Jakarta/Bengaluru. Indonesia's central bank is widely expected to keep its key interest rate unchanged on Thursday (16/11) despite sluggish economic growth, as it prioritizes stability before an anticipated hike in US rates.

All 20 analysts polled by Reuters forecast that Bank Indonesia (BI), which surprised with rate cuts in August and September, will leave the seven-day reverse repurchase rate at 4.25 percent for a second month.

While disappointing growth data puts some pressure on the central bank to cut again, economists say the higher priority has to be stability for the rupiah, which recently has weakened.

On Nov. 6, Indonesia reported annual growth in the third quarter of 5.06 percent. That was higher than the 5.01 percent level in the previous two quarters, but below market expectations of 5.13 percent as consumption remained sluggish.

Consumption, which makes up around half of Indonesian economy, grew at a slightly slower pace compared to the previous three-month period.
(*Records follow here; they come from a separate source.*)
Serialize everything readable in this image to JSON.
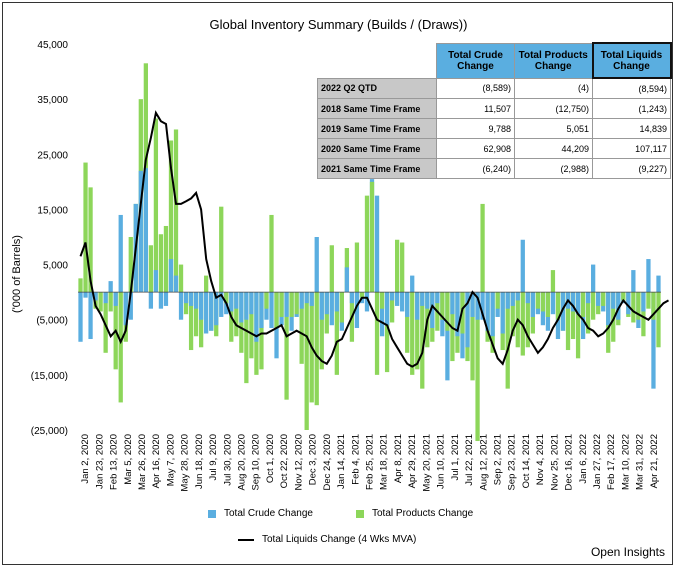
{
  "chart_data": {
    "type": "bar",
    "title": "Global Inventory Summary (Builds / (Draws))",
    "ylabel": "('000 of Barrels)",
    "ylim": [
      -25000,
      45000
    ],
    "y_ticks": [
      "45,000",
      "35,000",
      "25,000",
      "15,000",
      "5,000",
      "(5,000)",
      "(15,000)",
      "(25,000)"
    ],
    "x_tick_labels": [
      "Jan 2, 2020",
      "Jan 23, 2020",
      "Feb 13, 2020",
      "Mar 5, 2020",
      "Mar 26, 2020",
      "Apr 16, 2020",
      "May 7, 2020",
      "May 28, 2020",
      "Jun 18, 2020",
      "Jul 9, 2020",
      "Jul 30, 2020",
      "Aug 20, 2020",
      "Sep 10, 2020",
      "Oct 1, 2020",
      "Oct 22, 2020",
      "Nov 12, 2020",
      "Dec 3, 2020",
      "Dec 24, 2020",
      "Jan 14, 2021",
      "Feb 4, 2021",
      "Feb 25, 2021",
      "Mar 18, 2021",
      "Apr 8, 2021",
      "Apr 29, 2021",
      "May 20, 2021",
      "Jun 10, 2021",
      "Jul 1, 2021",
      "Jul 22, 2021",
      "Aug 12, 2021",
      "Sep 2, 2021",
      "Sep 23, 2021",
      "Oct 14, 2021",
      "Nov 4, 2021",
      "Nov 25, 2021",
      "Dec 16, 2021",
      "Jan 6, 2022",
      "Jan 27, 2022",
      "Feb 17, 2022",
      "Mar 10, 2022",
      "Mar 31, 2022",
      "Apr 21, 2022"
    ],
    "series": [
      {
        "name": "Total Crude Change",
        "color": "#5aaee0",
        "values": [
          -9000,
          -1000,
          -8500,
          -1500,
          0,
          -2000,
          2000,
          -2500,
          14000,
          -6000,
          -5000,
          16000,
          22000,
          22500,
          -3000,
          4000,
          -3000,
          -2500,
          6000,
          3000,
          -5000,
          -2000,
          -2500,
          -3000,
          -5000,
          -7500,
          -7000,
          -6000,
          -4500,
          -4000,
          -3500,
          -3000,
          -5500,
          -5000,
          -4000,
          -9000,
          -6500,
          -5000,
          -6500,
          -12000,
          -6000,
          -4500,
          -7000,
          -4500,
          -3000,
          -2000,
          -2500,
          10000,
          -5000,
          -4000,
          -6000,
          -3500,
          -7000,
          4500,
          -2000,
          -6500,
          -2000,
          -3500,
          20500,
          17500,
          -8000,
          -6000,
          -1500,
          -2500,
          -3500,
          -4500,
          3000,
          -5000,
          -2500,
          -3000,
          -6500,
          -2000,
          -8000,
          -16000,
          -4000,
          -8000,
          -12000,
          -10000,
          -4500,
          -5000,
          -5000,
          -7000,
          -8000,
          -4500,
          -7500,
          -3000,
          -2500,
          -1500,
          9500,
          -2000,
          -4500,
          -4000,
          -6000,
          -7000,
          -4000,
          -8500,
          -7000,
          -3000,
          -3500,
          -4000,
          -8500,
          -2000,
          5000,
          -2500,
          -3500,
          -6000,
          -3000,
          -5000,
          -2000,
          -4000,
          4000,
          -6500,
          -3500,
          6000,
          -17500,
          3000
        ],
        "_unused": null
      },
      {
        "name": "Total Products Change",
        "color": "#8dd65a",
        "values": [
          2500,
          23500,
          19000,
          -3000,
          -3500,
          -11000,
          -3500,
          -14000,
          -20000,
          -9000,
          10000,
          16000,
          35000,
          41500,
          8500,
          31500,
          10500,
          12000,
          27500,
          29500,
          5000,
          -4000,
          -10500,
          -8000,
          -10000,
          3000,
          -7000,
          -8000,
          15500,
          -2000,
          -9000,
          -8000,
          -11000,
          -16500,
          -12000,
          -15000,
          -14000,
          -3000,
          14000,
          -6500,
          -4500,
          -19500,
          -4500,
          -4000,
          -13000,
          -25000,
          -20000,
          -20500,
          -14000,
          -7500,
          8500,
          -15000,
          -5500,
          8000,
          -9000,
          9000,
          -1000,
          17500,
          20000,
          -15000,
          -3000,
          -14500,
          -5500,
          9500,
          9000,
          -11000,
          -15000,
          -14000,
          -17500,
          -10000,
          -9000,
          -7000,
          -5000,
          -7000,
          -12500,
          -11000,
          -7500,
          -12500,
          -16000,
          -27000,
          16000,
          -9000,
          -11000,
          -3000,
          -10500,
          -17500,
          -8000,
          -10000,
          -11500,
          -10000,
          -7500,
          -3000,
          -3500,
          -4500,
          4000,
          -5000,
          -7000,
          -10500,
          -8500,
          -12000,
          -4500,
          -7500,
          -5000,
          -4000,
          -2500,
          -11000,
          -9000,
          -6000,
          -1500,
          -4500,
          -5500,
          -5000,
          -8000,
          -3000,
          -5000,
          -10000,
          -9000,
          -5500
        ],
        "_unused": null
      },
      {
        "name": "Total Liquids Change (4 Wks MVA)",
        "color": "#000000",
        "values": [
          6500,
          9000,
          2000,
          -2500,
          -4000,
          -6000,
          -8000,
          -7000,
          -9000,
          -7000,
          0,
          8000,
          16000,
          24000,
          28000,
          32500,
          31000,
          30500,
          22500,
          16000,
          16000,
          16500,
          17000,
          18000,
          15000,
          6000,
          2000,
          -1000,
          -500,
          -2000,
          -4500,
          -6000,
          -6500,
          -7000,
          -7500,
          -8000,
          -7500,
          -7500,
          -7000,
          -6500,
          -6000,
          -8000,
          -7500,
          -7000,
          -7500,
          -8000,
          -10000,
          -11500,
          -12500,
          -13000,
          -11500,
          -9000,
          -8500,
          -6500,
          -4500,
          -2500,
          -1000,
          -1000,
          -3000,
          -5000,
          -5500,
          -6000,
          -8500,
          -10000,
          -11500,
          -13000,
          -13500,
          -13000,
          -11000,
          -5000,
          -2500,
          -3500,
          -4500,
          -5500,
          -6500,
          -7000,
          -3000,
          -2000,
          0,
          -1000,
          -4000,
          -7000,
          -9500,
          -12000,
          -13000,
          -10500,
          -7000,
          -5000,
          -6000,
          -8000,
          -9500,
          -11000,
          -10000,
          -8500,
          -6500,
          -5000,
          -3000,
          -1500,
          -2500,
          -4000,
          -5000,
          -6500,
          -7000,
          -8000,
          -7500,
          -6500,
          -5000,
          -3000,
          -1500,
          -2500,
          -3500,
          -4000,
          -4500,
          -5000,
          -4000,
          -3000,
          -2000,
          -1500
        ],
        "_unused": null
      }
    ],
    "legend": [
      "Total Crude Change",
      "Total Products Change",
      "Total Liquids Change (4 Wks MVA)"
    ],
    "table": {
      "columns": [
        "Total Crude Change",
        "Total Products Change",
        "Total Liquids Change"
      ],
      "rows": [
        {
          "label": "2022 Q2 QTD",
          "values": [
            "(8,589)",
            "(4)",
            "(8,594)"
          ]
        },
        {
          "label": "2018 Same Time Frame",
          "values": [
            "11,507",
            "(12,750)",
            "(1,243)"
          ]
        },
        {
          "label": "2019 Same Time Frame",
          "values": [
            "9,788",
            "5,051",
            "14,839"
          ]
        },
        {
          "label": "2020 Same Time Frame",
          "values": [
            "62,908",
            "44,209",
            "107,117"
          ]
        },
        {
          "label": "2021 Same Time Frame",
          "values": [
            "(6,240)",
            "(2,988)",
            "(9,227)"
          ]
        }
      ]
    }
  },
  "credit": "Open Insights"
}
"Despite this data, we continue to believe that BI's rate-cutting cycle is over," Nomura said after the GDP numbers were released. "While disappointing growth may prompt it to think about further policy rate cuts, rising external risks will be a bigger constraint."

The rate cuts in August and September — a combined 50 basis points — took the total of trims since the beginning of 2016 to two percentage points.

Slack Loan Growth

In making the cuts, BI took advantage of low inflation. But economists say it has not been able to get them to prop up bank lending or consumption.

That, in turn, has made it hard for Indonesia to get its growth rate to well above five percent.

In September, annual loan growth eased to 7.86 percent from 8.26 percent in August. The bank regulator's target for this year is 10 percent.

The rupiah, which had moved little for much of this year, has weakened nearly three percent since hitting a 2017 peak of 13,135 against the dollar on Sept. 11.

One factor behind the weakening is the expectation that the Federal Reserve in December will hike US interest rates for the third time this year.

BI's last policy meeting of the year will end on Dec. 14, just hours after the Fed announces the decisions of its final meeting of 2017.

After its October meeting, the Indonesian central bank said it would maintain a "neutral" stance.